金髪と翡翠
黒羽の影が街道に迫る中、ハルトとリュシエルの前に現れたのは、昨夜の酒場にいた金髪の少女――リーナ。
彼女の手にある一枚の黒い羽根が、さらに不穏な気配を帯びていた。
新たな出会いが、物語にどんな波紋を広げるのか。
モルネへと続く街道は、灰色の雲に覆われた空の下、冷たい風にさらされていた。
枯れ枝を揺らす風が、白い霧を巻き上げ、景色をぼんやりとかすませていく。
蒼風ギルドを出発したハルトとリュシエル、そしてガルドの三人は、北西の街道を進んでいた。

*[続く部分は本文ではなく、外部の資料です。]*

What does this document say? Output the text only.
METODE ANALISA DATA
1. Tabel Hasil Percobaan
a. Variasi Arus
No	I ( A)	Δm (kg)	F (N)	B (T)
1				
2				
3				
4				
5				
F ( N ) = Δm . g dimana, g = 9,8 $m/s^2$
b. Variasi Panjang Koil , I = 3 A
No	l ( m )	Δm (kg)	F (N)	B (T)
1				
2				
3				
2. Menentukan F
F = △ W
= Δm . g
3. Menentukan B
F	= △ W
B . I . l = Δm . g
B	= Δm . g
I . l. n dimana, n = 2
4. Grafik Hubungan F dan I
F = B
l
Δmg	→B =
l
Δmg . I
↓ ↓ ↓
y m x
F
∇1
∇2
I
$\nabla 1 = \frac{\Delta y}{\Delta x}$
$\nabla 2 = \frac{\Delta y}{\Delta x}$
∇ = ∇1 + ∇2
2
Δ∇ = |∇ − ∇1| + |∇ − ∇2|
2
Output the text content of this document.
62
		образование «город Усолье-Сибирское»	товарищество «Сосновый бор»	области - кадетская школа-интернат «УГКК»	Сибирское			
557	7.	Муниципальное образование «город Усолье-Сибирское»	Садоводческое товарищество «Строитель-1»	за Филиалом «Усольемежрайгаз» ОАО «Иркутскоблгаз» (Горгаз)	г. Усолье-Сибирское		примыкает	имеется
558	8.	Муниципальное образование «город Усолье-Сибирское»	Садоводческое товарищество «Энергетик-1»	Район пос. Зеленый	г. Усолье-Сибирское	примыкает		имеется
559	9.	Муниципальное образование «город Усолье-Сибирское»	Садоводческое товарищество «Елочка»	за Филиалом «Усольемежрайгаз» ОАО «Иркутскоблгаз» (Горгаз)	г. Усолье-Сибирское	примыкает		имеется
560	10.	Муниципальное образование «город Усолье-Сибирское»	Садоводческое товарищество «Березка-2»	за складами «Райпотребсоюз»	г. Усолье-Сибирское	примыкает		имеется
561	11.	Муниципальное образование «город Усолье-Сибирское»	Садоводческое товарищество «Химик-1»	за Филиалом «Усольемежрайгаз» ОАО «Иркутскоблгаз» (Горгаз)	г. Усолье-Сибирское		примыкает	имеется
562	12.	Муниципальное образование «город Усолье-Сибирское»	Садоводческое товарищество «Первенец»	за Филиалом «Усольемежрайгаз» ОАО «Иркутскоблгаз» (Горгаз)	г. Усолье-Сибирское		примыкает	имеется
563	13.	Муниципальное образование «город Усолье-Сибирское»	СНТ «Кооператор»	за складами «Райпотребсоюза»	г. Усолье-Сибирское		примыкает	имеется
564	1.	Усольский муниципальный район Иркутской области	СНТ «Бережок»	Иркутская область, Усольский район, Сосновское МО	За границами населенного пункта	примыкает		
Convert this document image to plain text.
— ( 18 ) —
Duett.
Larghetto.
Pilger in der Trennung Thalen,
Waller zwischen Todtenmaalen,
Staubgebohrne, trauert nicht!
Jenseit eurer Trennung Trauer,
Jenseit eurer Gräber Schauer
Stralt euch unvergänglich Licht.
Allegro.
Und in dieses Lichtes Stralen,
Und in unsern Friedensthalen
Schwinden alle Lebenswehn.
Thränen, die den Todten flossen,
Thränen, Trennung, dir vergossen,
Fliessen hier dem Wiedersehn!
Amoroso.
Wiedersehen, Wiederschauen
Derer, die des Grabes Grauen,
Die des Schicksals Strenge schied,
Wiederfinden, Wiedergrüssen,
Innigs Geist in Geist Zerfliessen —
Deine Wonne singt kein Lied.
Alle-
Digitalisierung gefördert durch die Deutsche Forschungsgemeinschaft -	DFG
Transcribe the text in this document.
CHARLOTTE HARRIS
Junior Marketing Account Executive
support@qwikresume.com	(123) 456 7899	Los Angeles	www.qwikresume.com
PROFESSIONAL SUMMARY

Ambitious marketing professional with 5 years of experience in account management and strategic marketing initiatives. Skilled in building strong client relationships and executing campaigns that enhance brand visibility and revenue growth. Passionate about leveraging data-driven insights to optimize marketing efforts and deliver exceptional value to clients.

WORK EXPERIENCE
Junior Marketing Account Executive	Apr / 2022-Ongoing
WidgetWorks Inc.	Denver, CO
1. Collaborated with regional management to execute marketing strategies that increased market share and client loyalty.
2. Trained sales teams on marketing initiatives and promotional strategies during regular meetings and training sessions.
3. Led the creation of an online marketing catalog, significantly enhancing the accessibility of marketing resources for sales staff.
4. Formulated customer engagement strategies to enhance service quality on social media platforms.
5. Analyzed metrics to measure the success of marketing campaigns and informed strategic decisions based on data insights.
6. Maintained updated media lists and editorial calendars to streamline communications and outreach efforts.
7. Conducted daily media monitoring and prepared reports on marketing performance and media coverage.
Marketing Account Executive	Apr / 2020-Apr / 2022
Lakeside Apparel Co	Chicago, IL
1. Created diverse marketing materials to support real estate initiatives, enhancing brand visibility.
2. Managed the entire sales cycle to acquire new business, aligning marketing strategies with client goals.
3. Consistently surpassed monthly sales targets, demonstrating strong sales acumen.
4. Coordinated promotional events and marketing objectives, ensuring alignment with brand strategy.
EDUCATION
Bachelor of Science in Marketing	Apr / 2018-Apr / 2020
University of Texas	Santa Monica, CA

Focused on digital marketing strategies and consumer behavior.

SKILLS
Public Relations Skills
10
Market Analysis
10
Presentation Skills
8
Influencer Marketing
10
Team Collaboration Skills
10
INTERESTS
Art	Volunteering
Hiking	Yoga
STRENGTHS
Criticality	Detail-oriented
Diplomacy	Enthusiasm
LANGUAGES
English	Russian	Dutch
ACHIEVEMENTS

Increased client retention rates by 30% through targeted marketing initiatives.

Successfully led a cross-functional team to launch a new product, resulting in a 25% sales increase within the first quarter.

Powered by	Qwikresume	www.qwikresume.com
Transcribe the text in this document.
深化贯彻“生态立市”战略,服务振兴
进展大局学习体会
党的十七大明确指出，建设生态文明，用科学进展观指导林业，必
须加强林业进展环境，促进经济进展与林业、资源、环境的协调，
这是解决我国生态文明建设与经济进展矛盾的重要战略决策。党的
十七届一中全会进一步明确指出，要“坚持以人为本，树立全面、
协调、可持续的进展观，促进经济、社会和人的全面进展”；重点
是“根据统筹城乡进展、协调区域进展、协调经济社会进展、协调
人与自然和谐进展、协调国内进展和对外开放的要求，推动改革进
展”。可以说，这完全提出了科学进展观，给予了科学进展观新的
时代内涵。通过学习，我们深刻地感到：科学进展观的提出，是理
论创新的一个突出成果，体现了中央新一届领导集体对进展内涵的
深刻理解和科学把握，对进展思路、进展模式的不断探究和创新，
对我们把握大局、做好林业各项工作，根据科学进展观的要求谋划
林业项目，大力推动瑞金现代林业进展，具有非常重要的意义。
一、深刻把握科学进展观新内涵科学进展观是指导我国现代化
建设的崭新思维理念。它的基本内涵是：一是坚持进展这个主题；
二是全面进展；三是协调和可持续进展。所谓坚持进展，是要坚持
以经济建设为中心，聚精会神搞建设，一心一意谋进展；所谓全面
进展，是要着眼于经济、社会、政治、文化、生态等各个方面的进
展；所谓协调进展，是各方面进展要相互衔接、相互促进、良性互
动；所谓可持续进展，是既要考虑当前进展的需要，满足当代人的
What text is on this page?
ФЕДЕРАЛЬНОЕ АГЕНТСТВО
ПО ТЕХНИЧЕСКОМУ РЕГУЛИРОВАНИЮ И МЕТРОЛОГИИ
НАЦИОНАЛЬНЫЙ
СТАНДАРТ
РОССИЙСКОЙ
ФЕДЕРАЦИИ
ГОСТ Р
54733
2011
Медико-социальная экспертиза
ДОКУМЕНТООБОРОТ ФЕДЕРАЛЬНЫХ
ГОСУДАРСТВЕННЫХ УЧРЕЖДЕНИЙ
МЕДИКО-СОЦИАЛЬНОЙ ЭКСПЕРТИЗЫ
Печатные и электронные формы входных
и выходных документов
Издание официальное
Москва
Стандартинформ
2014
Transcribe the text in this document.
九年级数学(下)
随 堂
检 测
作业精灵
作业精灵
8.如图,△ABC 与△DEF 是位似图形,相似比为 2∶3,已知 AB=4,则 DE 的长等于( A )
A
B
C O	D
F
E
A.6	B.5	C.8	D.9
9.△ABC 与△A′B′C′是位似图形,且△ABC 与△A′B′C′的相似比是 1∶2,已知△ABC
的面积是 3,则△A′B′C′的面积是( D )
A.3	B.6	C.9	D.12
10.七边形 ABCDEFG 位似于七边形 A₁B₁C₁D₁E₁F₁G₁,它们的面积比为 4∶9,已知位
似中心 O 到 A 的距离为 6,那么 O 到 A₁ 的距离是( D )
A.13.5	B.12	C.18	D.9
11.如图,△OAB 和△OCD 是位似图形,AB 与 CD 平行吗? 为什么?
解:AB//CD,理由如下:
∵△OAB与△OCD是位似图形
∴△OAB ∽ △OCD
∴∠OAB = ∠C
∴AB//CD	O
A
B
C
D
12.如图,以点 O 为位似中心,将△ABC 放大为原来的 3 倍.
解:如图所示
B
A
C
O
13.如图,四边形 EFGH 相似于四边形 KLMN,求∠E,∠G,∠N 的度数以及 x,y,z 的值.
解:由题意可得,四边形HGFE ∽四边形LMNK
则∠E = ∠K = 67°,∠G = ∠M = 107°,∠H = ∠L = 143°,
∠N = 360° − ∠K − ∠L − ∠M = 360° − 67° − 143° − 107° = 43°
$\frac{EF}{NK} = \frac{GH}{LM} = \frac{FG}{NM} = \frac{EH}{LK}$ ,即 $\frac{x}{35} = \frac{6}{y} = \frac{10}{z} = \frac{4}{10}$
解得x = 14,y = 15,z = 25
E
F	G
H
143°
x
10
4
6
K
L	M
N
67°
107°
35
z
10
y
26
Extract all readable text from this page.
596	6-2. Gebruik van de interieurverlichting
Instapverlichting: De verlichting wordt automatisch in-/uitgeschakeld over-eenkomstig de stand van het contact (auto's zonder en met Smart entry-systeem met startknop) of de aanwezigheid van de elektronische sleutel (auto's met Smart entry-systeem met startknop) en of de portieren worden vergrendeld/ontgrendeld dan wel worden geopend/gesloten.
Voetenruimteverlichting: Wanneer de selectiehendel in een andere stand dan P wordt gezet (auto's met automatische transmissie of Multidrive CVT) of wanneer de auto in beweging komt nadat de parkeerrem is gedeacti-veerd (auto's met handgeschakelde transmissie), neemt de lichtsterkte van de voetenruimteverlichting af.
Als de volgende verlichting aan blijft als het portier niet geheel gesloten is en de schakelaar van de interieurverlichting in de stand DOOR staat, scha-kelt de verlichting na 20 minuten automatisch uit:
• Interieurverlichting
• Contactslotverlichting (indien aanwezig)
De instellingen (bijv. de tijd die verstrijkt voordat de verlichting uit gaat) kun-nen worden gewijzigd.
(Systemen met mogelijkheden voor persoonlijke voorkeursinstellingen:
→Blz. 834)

やがて林の入り口に差しかかったとき、ガルドが手綱を引き、馬を止める。
「……視界が悪い。ここで一度確認だ。」
霧は深く、数歩先の影さえ曖昧に溶けていた。
その時――薄闇の奥に、ひとりの小さな影が立っているのが見えた。
風にあおられたフードの裾。
その下から、淡い金の髪がわずかに覗いている。
ガルドが低い声で警告を放つ。
「そこにいるのは誰だ。」
影はびくりと肩を震わせ、ゆっくりと顔を上げた。
霧の中で、翡翠の瞳が淡く光を返す。
「昨日……酒場の隅にいらした方ですよね?」
鈴のように澄んだ声が、静かな霧を震わせた。
どこか怯えを含みながらも、その瞳はまっすぐだった。
ハルトはその顔を見て、記憶をたぐる。
――そうだ。昨夜、酒場の片隅でこちらを見ていた少女だ。
「酒場で見かけた……君か。」
少女は小さく頷いた。
「私はリーナ。昨日、あなたたちの話を少し聞いて……気になっていたの。」
リュシエルが一歩前に出て、警戒を解かぬまま問いかける。
「こんな霧の中で、何をしているの?」
リーナは息をのみ、街道脇の草むらを指さした。
そこには、踏み荒らされた草の上に黒く焦げたような羽根が一枚――風に転がっている。
「これを見つけたの。」
彼女は指先で羽根を拾い上げる。
その黒は、まるで光を拒むかのように深く沈んでいた。
ハルトの胸がひやりと冷える。
あの黒羽の印――ギルドで見た、不吉な闇の象徴だ。
リュシエルも表情を曇らせ、静かに言葉を落とす。
「……やっぱり、黒羽が近くまで来ている。」
リーナは一瞬だけ瞳を伏せ、それから決意を宿したまま二人を見つめた。
「わたしも黒羽を追っています。理由は……今は言えません。
でも、あなたたちと同じ敵を見ている。」
灰色の空の下、冷たい風が三人の間をすり抜けていく。
霧が足元を包み込み、遠くで馬のいななきが響いた。
ハルトは静かに長剣の柄を握りしめる。
黒羽の影――それは、確実にこの地へと迫っていた。
その気配を、誰もが肌で感じていた。